- Drenje Location of Drenje in Croatia Drenje Drenje (Croatia)
- Coordinates: 45°23′N 18°17′E﻿ / ﻿45.38°N 18.28°E
- Country: Croatia
- County: Osijek-Baranja

Government
- • Mayor: Slavko Dešić

Area
- • Municipality: 106.4 km^{2} (41.1 sq mi)
- • Urban: 9.9 km^{2} (3.8 sq mi)

Population (2021)
- • Municipality: 2,126
- • Density: 19.98/km^{2} (51.75/sq mi)
- • Urban: 462
- • Urban density: 47/km^{2} (120/sq mi)
- Time zone: UTC+1 (Central European Time)
- Website: drenje.hr

= Drenje, Osijek-Baranja County =

Drenje (Drenye, Дрење) is a municipality in Osijek-Baranja County, Croatia.

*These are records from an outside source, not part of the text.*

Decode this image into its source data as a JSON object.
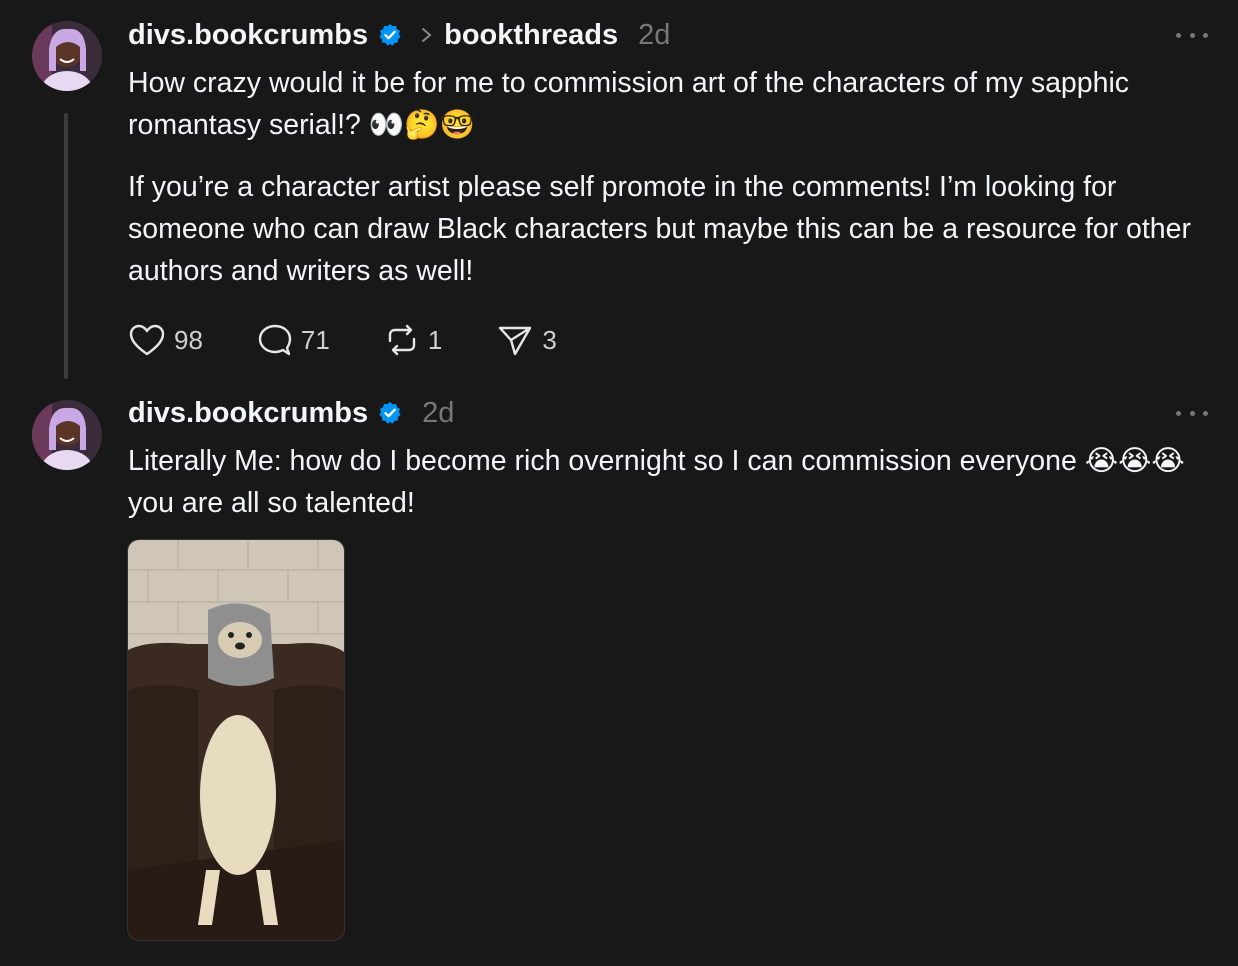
{
  "posts": [
    {
      "username": "divs.bookcrumbs",
      "topic": "bookthreads",
      "time": "2d",
      "paragraphs": [
        "How crazy would it be for me to commission art of the characters of my sapphic romantasy serial!? 👀🤔🤓",
        "If you’re a character artist please self promote in the comments! I’m looking for someone who can draw Black characters but maybe this can be a resource for other authors and writers as well!"
      ],
      "likes": "98",
      "replies": "71",
      "reposts": "1",
      "shares": "3"
    },
    {
      "username": "divs.bookcrumbs",
      "time": "2d",
      "paragraphs": [
        "Literally Me: how do I become rich overnight so I can commission everyone 😭😭😭 you are all so talented!"
      ]
    }
  ],
  "colors": {
    "background": "#181818",
    "text": "#f3f5f7",
    "muted": "#777777",
    "verified": "#0095f6"
  },
  "icons": [
    "verified-badge-icon",
    "chevron-right-icon",
    "more-icon",
    "heart-icon",
    "comment-icon",
    "repost-icon",
    "share-icon"
  ]
}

In the 2021 census, there were a total of 2,700 inhabitants, in the following settlements:
- Borovik, population 6
- Bračevci, population 209
- Bučje Gorjansko, population 73
- Drenje, population 583
- Kućanci Đakovački, population 148
- Mandićevac, population 284
- Paljevina, population 183
- Podgorje Bračevačko, population 70
- Potnjani, population 497
- Preslatinci, population 160
- Pridvorje, population 198
- Slatinik Drenjski, population 289

In the same census, 95.7% of the population were Croats.

==Politics==
===Minority councils===
Directly elected minority councils and representatives are tasked with consulting the local or regional authorities, advocating for minority rights and interests, integration into public life and participation in the management of local affairs. At the 2023 Croatian national minorities councils and representatives elections Serbs of Croatia fulfilled legal requirements to elect 10 members municipal minority councils of the Drenje Municipality but the elections were not held due to the lack of candidates.